The Greek is διερμήνευσεν (diermēneusen). It’s a compound built from the root hermēneuō — “to interpret, to translate, to make plain” — intensified by the prefix dia, which deepens or thoroughly carries through the action. To diermēneuō a text isn’t to offer a casual reading of it. It’s to thoroughly interpret it — to carry the hearer all the way through, from one side of the text to the other, until the meaning lands. The word can mean translating from one language into another, and it can mean unfolding something difficult so that the listener finally understands. Both senses are alive in Luke 24:27. Jesus is thoroughly interpreting the Hebrew scriptures, and he’s translating what was already there in their Bibles into a hearing they couldn’t, on their own, have managed.
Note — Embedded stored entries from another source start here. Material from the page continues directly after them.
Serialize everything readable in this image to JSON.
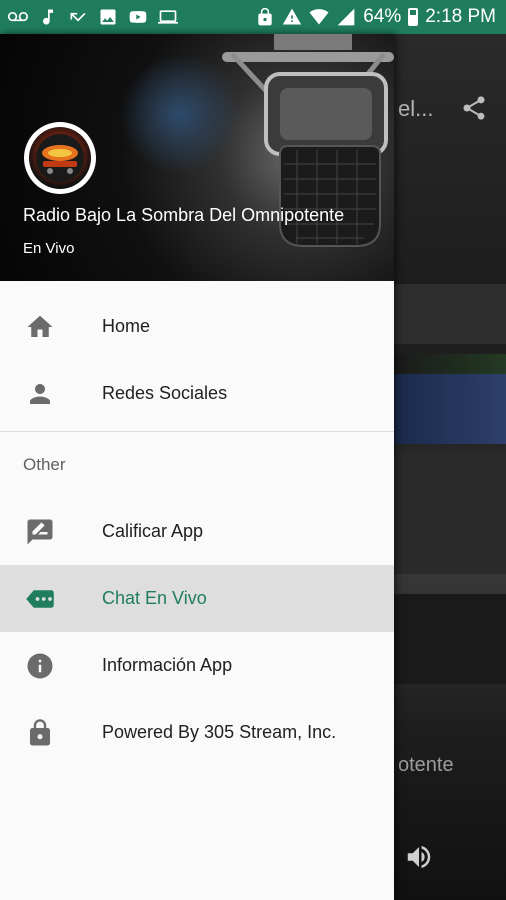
{
  "status_bar": {
    "battery": "64%",
    "time": "2:18 PM",
    "left_icons": [
      "voicemail-icon",
      "music-note-icon",
      "missed-call-icon",
      "image-icon",
      "youtube-icon",
      "cast-icon"
    ],
    "right_icons": [
      "lock-icon",
      "alert-icon",
      "wifi-icon",
      "signal-icon"
    ],
    "color": "#1f7d5e"
  },
  "drawer": {
    "station_name": "Radio Bajo La Sombra Del Omnipotente",
    "subtitle": "En Vivo",
    "items": [
      {
        "label": "Home",
        "icon": "home-icon"
      },
      {
        "label": "Redes Sociales",
        "icon": "person-icon"
      }
    ],
    "section_title": "Other",
    "other_items": [
      {
        "label": "Calificar App",
        "icon": "rate-review-icon"
      },
      {
        "label": "Chat En Vivo",
        "icon": "chat-icon",
        "active": true
      },
      {
        "label": "Información App",
        "icon": "info-icon"
      },
      {
        "label": "Powered By 305 Stream, Inc.",
        "icon": "lock-icon"
      }
    ],
    "accent": "#1f7d5e"
  },
  "background": {
    "title_partial": "el...",
    "subtitle_partial": "otente"
  }
}
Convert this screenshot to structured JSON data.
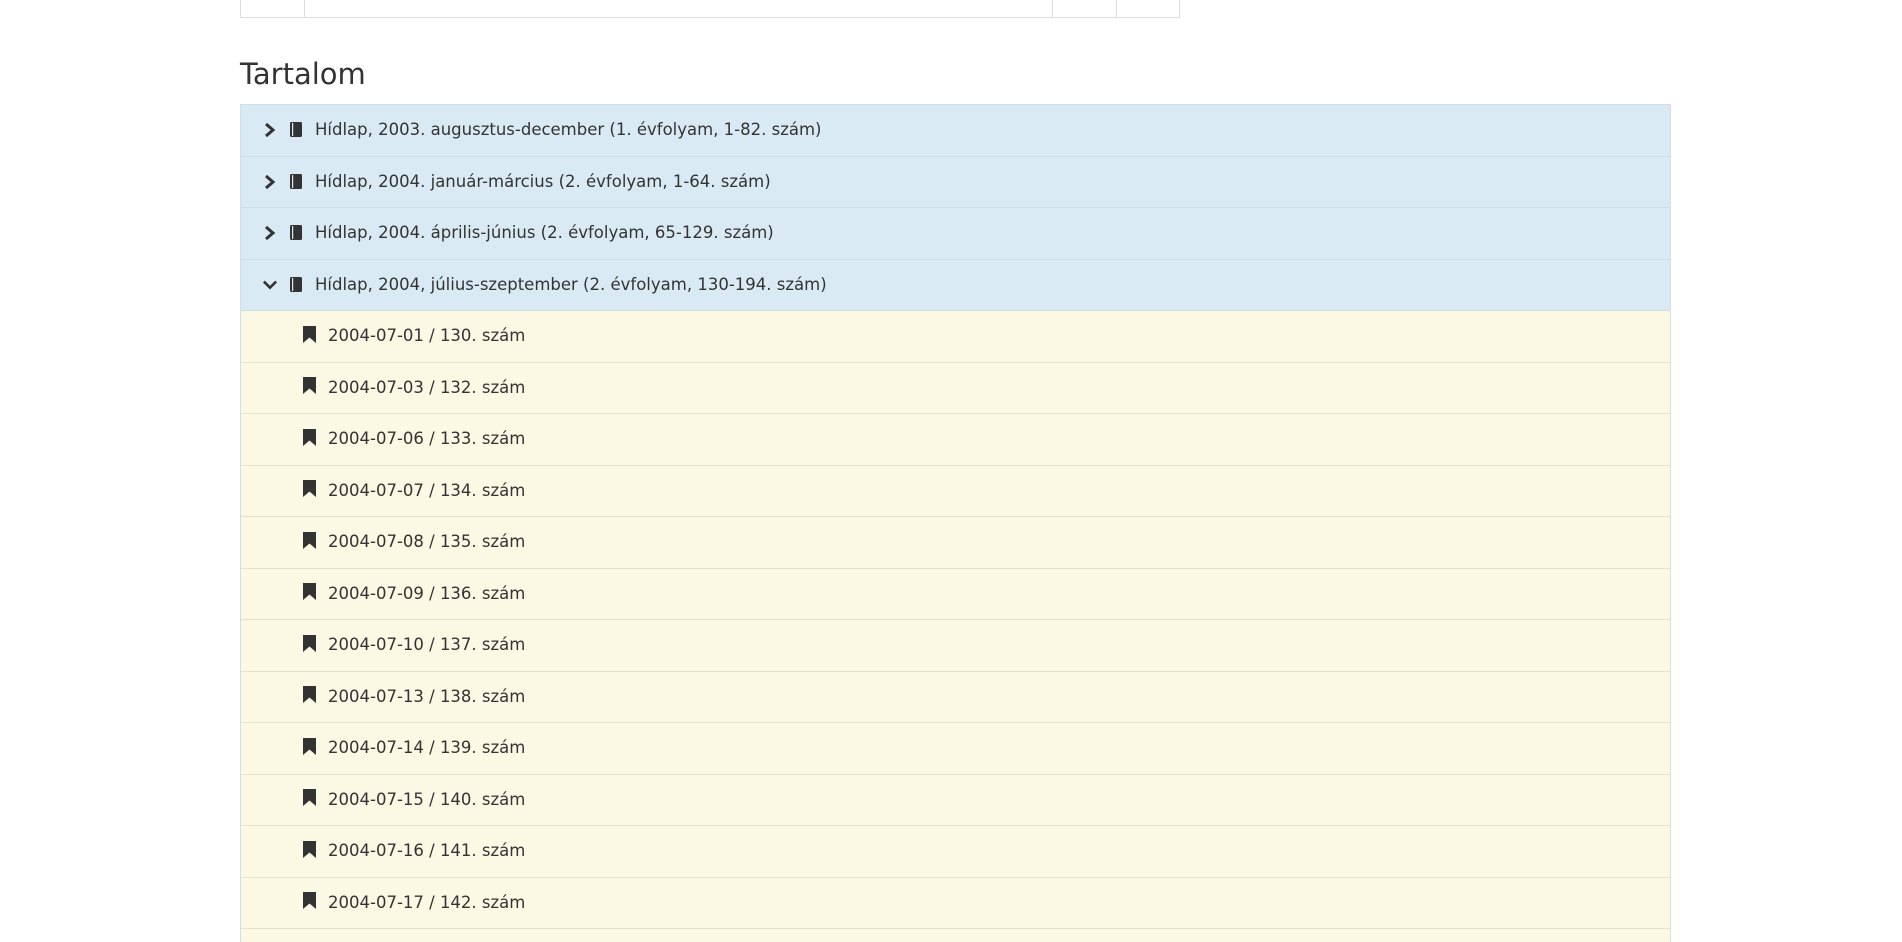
{
  "section": {
    "title": "Tartalom"
  },
  "volumes": [
    {
      "label": "Hídlap, 2003. augusztus-december (1. évfolyam, 1-82. szám)",
      "expanded": false
    },
    {
      "label": "Hídlap, 2004. január-március (2. évfolyam, 1-64. szám)",
      "expanded": false
    },
    {
      "label": "Hídlap, 2004. április-június (2. évfolyam, 65-129. szám)",
      "expanded": false
    },
    {
      "label": "Hídlap, 2004, július-szeptember (2. évfolyam, 130-194. szám)",
      "expanded": true
    }
  ],
  "issues": [
    {
      "label": "2004-07-01 / 130. szám"
    },
    {
      "label": "2004-07-03 / 132. szám"
    },
    {
      "label": "2004-07-06 / 133. szám"
    },
    {
      "label": "2004-07-07 / 134. szám"
    },
    {
      "label": "2004-07-08 / 135. szám"
    },
    {
      "label": "2004-07-09 / 136. szám"
    },
    {
      "label": "2004-07-10 / 137. szám"
    },
    {
      "label": "2004-07-13 / 138. szám"
    },
    {
      "label": "2004-07-14 / 139. szám"
    },
    {
      "label": "2004-07-15 / 140. szám"
    },
    {
      "label": "2004-07-16 / 141. szám"
    },
    {
      "label": "2004-07-17 / 142. szám"
    }
  ],
  "icons": {
    "collapsed": "chevron-right-icon",
    "expanded": "chevron-down-icon",
    "volume": "book-icon",
    "issue": "bookmark-icon"
  },
  "colors": {
    "volume_bg": "#d9eaf5",
    "issue_bg": "#fbf8e4",
    "text": "#333333"
  }
}
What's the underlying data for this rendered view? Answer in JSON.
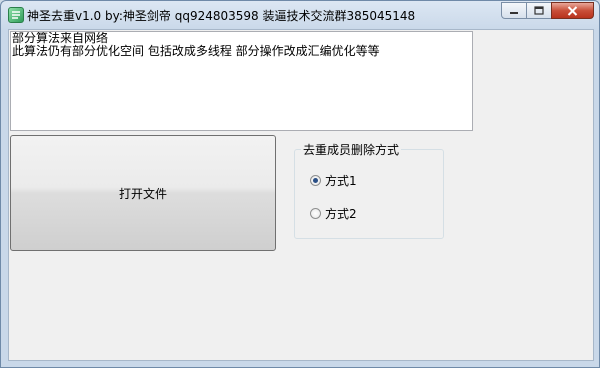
{
  "window": {
    "title": "神圣去重v1.0 by:神圣剑帝 qq924803598 装逼技术交流群385045148"
  },
  "log": {
    "lines": "部分算法来自网络\n此算法仍有部分优化空间 包括改成多线程 部分操作改成汇编优化等等"
  },
  "open_button": {
    "label": "打开文件"
  },
  "delete_mode": {
    "legend": "去重成员删除方式",
    "options": [
      {
        "label": "方式1",
        "checked": true
      },
      {
        "label": "方式2",
        "checked": false
      }
    ]
  },
  "icons": {
    "app": "app-icon",
    "minimize": "minimize-icon",
    "maximize": "maximize-icon",
    "close": "close-icon"
  }
}
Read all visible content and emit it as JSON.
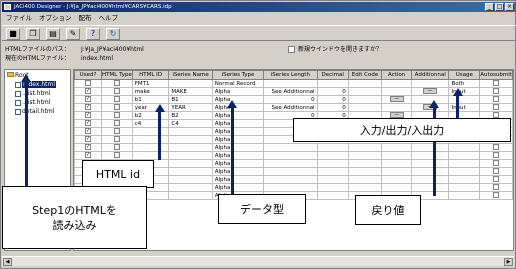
{
  "window": {
    "title": "JACi400 Designer - J:¥Ja_JP¥aci400¥html¥CARS¥CARS.idp"
  },
  "menu": [
    "ファイル",
    "オプション",
    "配布",
    "ヘルプ"
  ],
  "toolbar": {
    "icons": [
      "save-icon",
      "copy-icon",
      "paste-icon",
      "settings-icon",
      "help-icon",
      "refresh-icon"
    ]
  },
  "info": {
    "path_label": "HTMLファイルのパス：",
    "path_value": "J:¥Ja_JP¥aci400¥html",
    "current_label": "現在のHTMLファイル：",
    "current_value": "index.html",
    "new_window_label": "新規ウインドウを開きますか？"
  },
  "tree": {
    "root": "Root",
    "items": [
      "index.html",
      "...ist.html",
      "...ist.html",
      "detail.html"
    ]
  },
  "grid": {
    "headers": [
      "Used?",
      "HTML Type",
      "HTML ID",
      "iSeries Name",
      "iSeries Type",
      "iSeries Length",
      "Decimal",
      "Edit Code",
      "Action",
      "Additionnal",
      "Usage",
      "Autosubmit"
    ],
    "rows": [
      {
        "id": "FMT1",
        "name": "",
        "type": "Normal Record",
        "length": "",
        "decimal": "",
        "usage": "Both"
      },
      {
        "id": "make",
        "name": "MAKE",
        "type": "Alpha",
        "length": "See Additionnal",
        "decimal": "0",
        "usage": "Input"
      },
      {
        "id": "b1",
        "name": "B1",
        "type": "Alpha",
        "length": "0",
        "decimal": "0",
        "usage": ""
      },
      {
        "id": "year",
        "name": "YEAR",
        "type": "Alpha",
        "length": "See Additionnal",
        "decimal": "0",
        "usage": "Input"
      },
      {
        "id": "b2",
        "name": "B2",
        "type": "Alpha",
        "length": "0",
        "decimal": "0",
        "usage": ""
      },
      {
        "id": "c4",
        "name": "C4",
        "type": "Alpha",
        "length": "1",
        "decimal": "0",
        "usage": "Input"
      },
      {
        "id": "",
        "name": "",
        "type": "Alpha",
        "length": "",
        "decimal": "",
        "usage": ""
      },
      {
        "id": "",
        "name": "",
        "type": "Alpha",
        "length": "",
        "decimal": "",
        "usage": ""
      },
      {
        "id": "",
        "name": "",
        "type": "Alpha",
        "length": "",
        "decimal": "",
        "usage": ""
      },
      {
        "id": "",
        "name": "",
        "type": "Alpha",
        "length": "",
        "decimal": "",
        "usage": ""
      },
      {
        "id": "",
        "name": "",
        "type": "Alpha",
        "length": "",
        "decimal": "",
        "usage": ""
      },
      {
        "id": "",
        "name": "",
        "type": "Alpha",
        "length": "",
        "decimal": "",
        "usage": ""
      },
      {
        "id": "",
        "name": "",
        "type": "Alpha",
        "length": "",
        "decimal": "",
        "usage": ""
      },
      {
        "id": "",
        "name": "",
        "type": "Alpha",
        "length": "",
        "decimal": "",
        "usage": ""
      },
      {
        "id": "",
        "name": "",
        "type": "Alpha",
        "length": "",
        "decimal": "",
        "usage": ""
      }
    ]
  },
  "callouts": {
    "html_id": "HTML id",
    "io": "入力/出力/入出力",
    "step1_line1": "Step1のHTMLを",
    "step1_line2": "読み込み",
    "data_type": "データ型",
    "return_value": "戻り値"
  }
}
Why was a new way of reading needed at all? Because the disciples had inherited a Hebrew Bible — and a set of messianic hopes to go with it — that didn’t, at first glance, point toward a crucified Messiah. The dominant first-century hope, the one Cleopas voices in the same chapter, was political: “We had hoped that he was the one to redeem Israel” — national deliverance, the empire fallen, David’s kingdom restored. A dead Messiah wasn’t, in those categories, even a category. So when Jesus walks them through Moses and the prophets, he isn’t adding new information. He’s teaching them how to re-read — to hear again — passages they’d read all their lives.
That re-reading is why diermēneusen is more than a verb in a travel story. What Jesus did on that road was, in a real sense, the founding act of Christian hermeneutics: re-reading the Hebrew scriptures with the suffering, crucified, and risen Messiah in view. The scholar Bogdan Bucur has argued that the Emmaus episode functions in Luke as the founding case study for the early church’s appropriation of the Hebrew Bible as the Christian Old Testament. You see the method everywhere afterward — in Peter’s sermon at Pentecost, in Stephen’s speech, in Paul’s letters dense with passages whose connection to Jesus wasn’t visible until Easter. None of it was random; the method was learned. Luke withholds the specific passages on purpose, because what diermēneusen names isn’t seven proof-texts. It’s a whole way of hearing — and the church has been carrying it down the road ever since.